IE, the mind is not a cause of a new state of affairs, the "mind" is no more than a word used in language to describe the state of the brain that causes a new state of affairs. — RussellA
The mind exists only as a part of language, not as part of the world — RussellA
As if an abstract non-entity can be a force — Mww
The mind an abstract non-entity? — Raymond
What's 'an entity'? The definition is 'a thing with distinct and independent existence.' But the mind is not a thing, not an entity, not an object of any kind. Nevertheless, its reality is indubitable, as it is the pre-condition for speaking, writing and thinking or any kind of conscious activity. — Wayfarer
Why can't the mind be a non-material thing contained in matter? — Raymond
Got an example of a non-material thing? — Wayfarer
I don't think you can plausibly explain the elements of judgement in terms of physical interactions. — Wayfarer
We already have electronic devices that can recognize faces or other objects and act on that recognition. Or perform complicated logical operations and defeat humans in games like chess and go — litewave
That can be measured. As for the fact that we don't know what it really is, maybe we don't know what anything 'really is'.the charge in particles. — Raymond
both of which are extensions of human sensibility, artifacts manufactured and programmed for just this purpose. — Wayfarer
Can you imagine? Evolution sweating buckets while programming our behavior? Human behavior is not programmed, though it certainly can look so. — Raymond
That can be measured. As for the fact that we don't know what it really is, maybe we don't know what anything 'really is'. — Wayfarer
When we watch the sunset we're aware of the colours, the sounds, the wildlife, the trees, the clouds in the sky, our feelings, the thoughts in our mind, all as elements of a subjective whole, of watching the sunset. It's indubitable that I am a subject of that experience and that the experience is unified; I don't receive signals from my sensory organs in the third person and then work on integrating them. I see, hear, smell, feel, and reflect. The mind is integrating the data into a sense of aesthetic appreciation. — Wayfarer
I only used the compounded terminology because that was how it was originally presented. All experience is subjective, in that any experience belongs only to the rational agent that reasons to it, therefore “subjective experience” is superfluous.

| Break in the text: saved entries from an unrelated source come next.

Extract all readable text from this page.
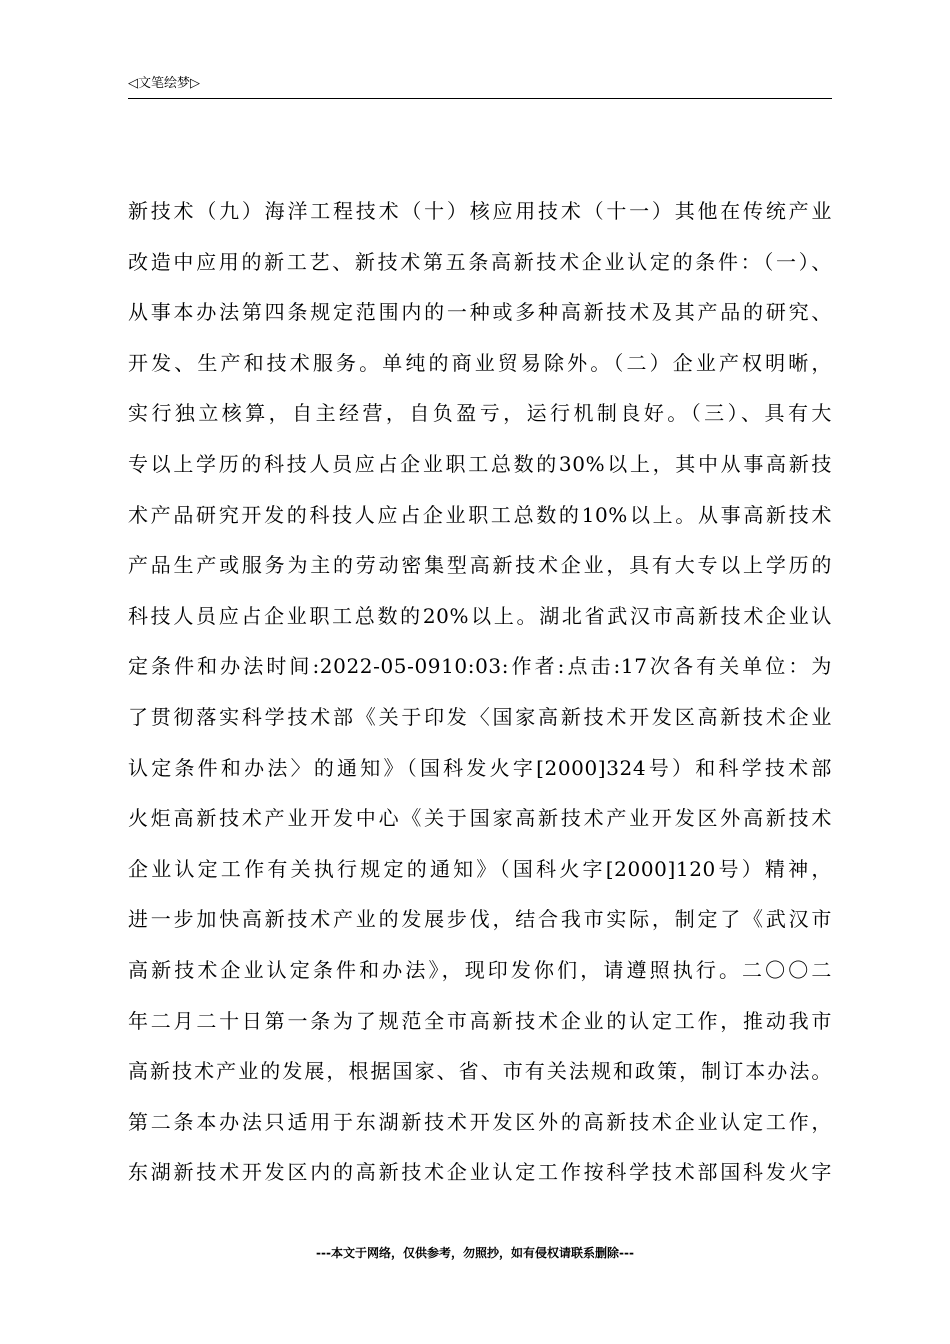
◁文笔绘梦▷
新技术（九）海洋工程技术（十）核应用技术（十一）其他在传统产业
改造中应用的新工艺、新技术第五条高新技术企业认定的条件：（一）、
从事本办法第四条规定范围内的一种或多种高新技术及其产品的研究、
开发、生产和技术服务。单纯的商业贸易除外。（二）企业产权明晰，
实行独立核算，自主经营，自负盈亏，运行机制良好。（三）、具有大
专以上学历的科技人员应占企业职工总数的30%以上，其中从事高新技
术产品研究开发的科技人应占企业职工总数的10%以上。从事高新技术
产品生产或服务为主的劳动密集型高新技术企业，具有大专以上学历的
科技人员应占企业职工总数的20%以上。湖北省武汉市高新技术企业认
定条件和办法时间:2022-05-0910:03:作者:点击:17次各有关单位：为
了贯彻落实科学技术部《关于印发〈国家高新技术开发区高新技术企业
认定条件和办法〉的通知》（国科发火字[2000]324号）和科学技术部
火炬高新技术产业开发中心《关于国家高新技术产业开发区外高新技术
企业认定工作有关执行规定的通知》（国科火字[2000]120号）精神，
进一步加快高新技术产业的发展步伐，结合我市实际，制定了《武汉市
高新技术企业认定条件和办法》，现印发你们，请遵照执行。二〇〇二
年二月二十日第一条为了规范全市高新技术企业的认定工作，推动我市
高新技术产业的发展，根据国家、省、市有关法规和政策，制订本办法。
第二条本办法只适用于东湖新技术开发区外的高新技术企业认定工作，
东湖新技术开发区内的高新技术企业认定工作按科学技术部国科发火字
---本文于网络，仅供参考，勿照抄，如有侵权请联系删除---
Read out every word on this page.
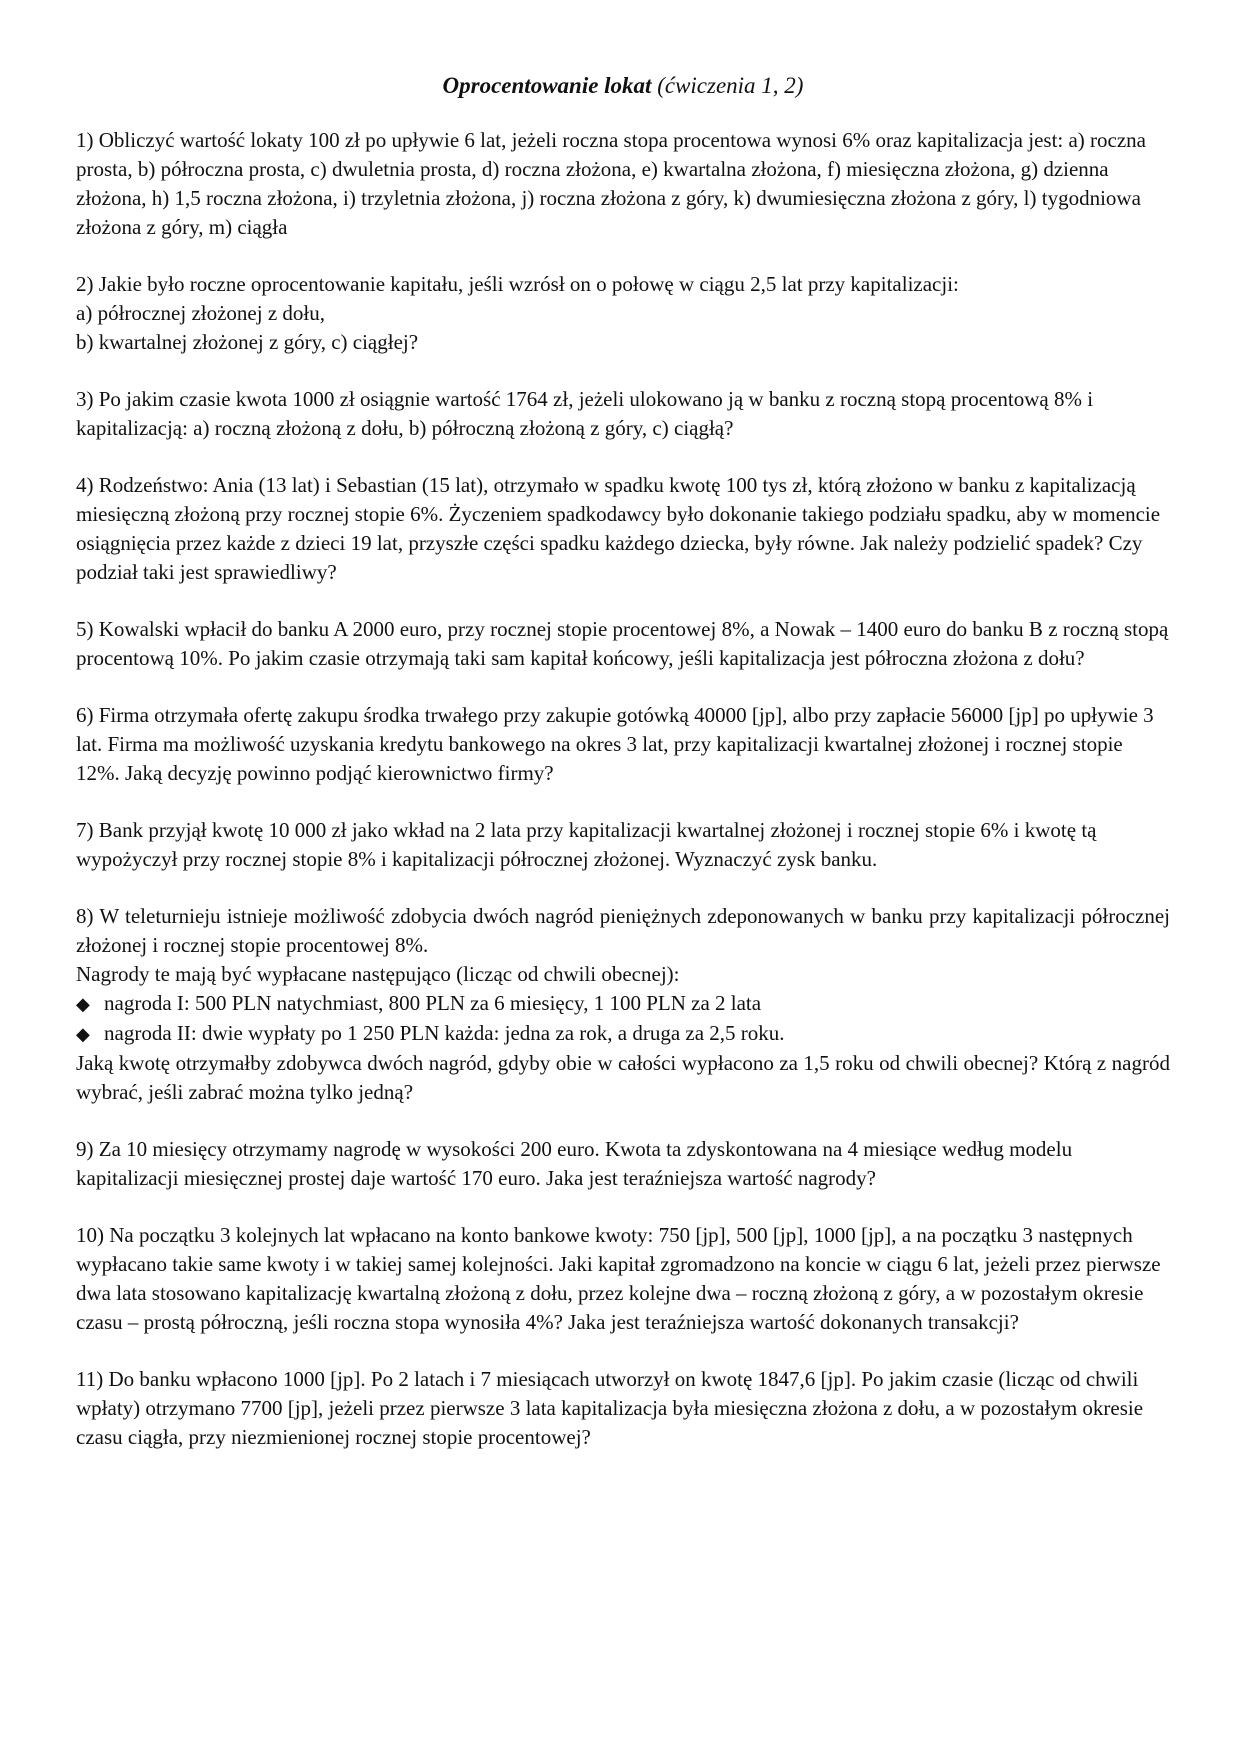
Oprocentowanie lokat (ćwiczenia 1, 2)

1) Obliczyć wartość lokaty 100 zł po upływie 6 lat, jeżeli roczna stopa procentowa wynosi 6% oraz kapitalizacja jest: a) roczna prosta, b) półroczna prosta, c) dwuletnia prosta, d) roczna złożona, e) kwartalna złożona, f) miesięczna złożona, g) dzienna złożona, h) 1,5 roczna złożona, i) trzyletnia złożona, j) roczna złożona z góry, k) dwumiesięczna złożona z góry, l) tygodniowa złożona z góry, m) ciągła

2) Jakie było roczne oprocentowanie kapitału, jeśli wzrósł on o połowę w ciągu 2,5 lat przy kapitalizacji:

a) półrocznej złożonej z dołu,

b) kwartalnej złożonej z góry, c) ciągłej?

3) Po jakim czasie kwota 1000 zł osiągnie wartość 1764 zł, jeżeli ulokowano ją w banku z roczną stopą procentową 8% i kapitalizacją: a) roczną złożoną z dołu, b) półroczną złożoną z góry, c) ciągłą?

4) Rodzeństwo: Ania (13 lat) i Sebastian (15 lat), otrzymało w spadku kwotę 100 tys zł, którą złożono w banku z kapitalizacją miesięczną złożoną przy rocznej stopie 6%. Życzeniem spadkodawcy było dokonanie takiego podziału spadku, aby w momencie osiągnięcia przez każde z dzieci 19 lat, przyszłe części spadku każdego dziecka, były równe. Jak należy podzielić spadek? Czy podział taki jest sprawiedliwy?

5) Kowalski wpłacił do banku A 2000 euro, przy rocznej stopie procentowej 8%, a Nowak – 1400 euro do banku B z roczną stopą procentową 10%. Po jakim czasie otrzymają taki sam kapitał końcowy, jeśli kapitalizacja jest półroczna złożona z dołu?

6) Firma otrzymała ofertę zakupu środka trwałego przy zakupie gotówką 40000 [jp], albo przy zapłacie 56000 [jp] po upływie 3 lat. Firma ma możliwość uzyskania kredytu bankowego na okres 3 lat, przy kapitalizacji kwartalnej złożonej i rocznej stopie 12%. Jaką decyzję powinno podjąć kierownictwo firmy?

7) Bank przyjął kwotę 10 000 zł jako wkład na 2 lata przy kapitalizacji kwartalnej złożonej i rocznej stopie 6% i kwotę tą wypożyczył przy rocznej stopie 8% i kapitalizacji półrocznej złożonej. Wyznaczyć zysk banku.

8) W teleturnieju istnieje możliwość zdobycia dwóch nagród pieniężnych zdeponowanych w banku przy kapitalizacji półrocznej złożonej i rocznej stopie procentowej 8%.

Nagrody te mają być wypłacane następująco (licząc od chwili obecnej):

◆ nagroda I: 500 PLN natychmiast, 800 PLN za 6 miesięcy, 1 100 PLN za 2 lata
◆ nagroda II: dwie wypłaty po 1 250 PLN każda: jedna za rok, a druga za 2,5 roku.

Jaką kwotę otrzymałby zdobywca dwóch nagród, gdyby obie w całości wypłacono za 1,5 roku od chwili obecnej? Którą z nagród wybrać, jeśli zabrać można tylko jedną?

9) Za 10 miesięcy otrzymamy nagrodę w wysokości 200 euro. Kwota ta zdyskontowana na 4 miesiące według modelu kapitalizacji miesięcznej prostej daje wartość 170 euro. Jaka jest teraźniejsza wartość nagrody?

10) Na początku 3 kolejnych lat wpłacano na konto bankowe kwoty: 750 [jp], 500 [jp], 1000 [jp], a na początku 3 następnych wypłacano takie same kwoty i w takiej samej kolejności. Jaki kapitał zgromadzono na koncie w ciągu 6 lat, jeżeli przez pierwsze dwa lata stosowano kapitalizację kwartalną złożoną z dołu, przez kolejne dwa – roczną złożoną z góry, a w pozostałym okresie czasu – prostą półroczną, jeśli roczna stopa wynosiła 4%? Jaka jest teraźniejsza wartość dokonanych transakcji?

11) Do banku wpłacono 1000 [jp]. Po 2 latach i 7 miesiącach utworzył on kwotę 1847,6 [jp]. Po jakim czasie (licząc od chwili wpłaty) otrzymano 7700 [jp], jeżeli przez pierwsze 3 lata kapitalizacja była miesięczna złożona z dołu, a w pozostałym okresie czasu ciągła, przy niezmienionej rocznej stopie procentowej?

I reject the concept of “qualia” outright, as superfluous as well, insofar as the given senses of them are already accounted for in established metaphysics. That is not to say they are false, or don’t have their own predication, but only that such predication has earlier, and better, representation. — Mww
On a representationalist view, there is a separation of (subjective) experience from the (objective) world. The subjective experience has to be synthesized from the signals coming from the environment. Hence the binding problem.
Whereas on a non-representationalist view, what we perceive just is the world (which we have attendant thoughts and feelings about). The signals coming from the environment enable us to perceive what is there. — Andrew M
I can assure you that I don’t. I just don’t think Hacker and Bennett can explain away the issues of the neural binding problem with a brief bit of philosophical jargon. — Wayfarer
I mentioned Andrew Brook above, a scholar who says that Kant is ‘the godfather of cognitive science’. I wonder what H&B would make of that? — Wayfarer
//ps// Is Bennett a neuroscientist or a cognitive scientist? — Wayfarer
They wrote the influential book "Philosophical Foundations of Neuroscience" so they've given these issues serious consideration — Andrew M
One cannot combine colour, form and dimensions into perceptions, just as one cannot put events into holes (sic) - this form of words makes no sense. — History of Cognitive Neuroscience, pp37-38,55 - Bennett, M. R., Hacker, P. M. S.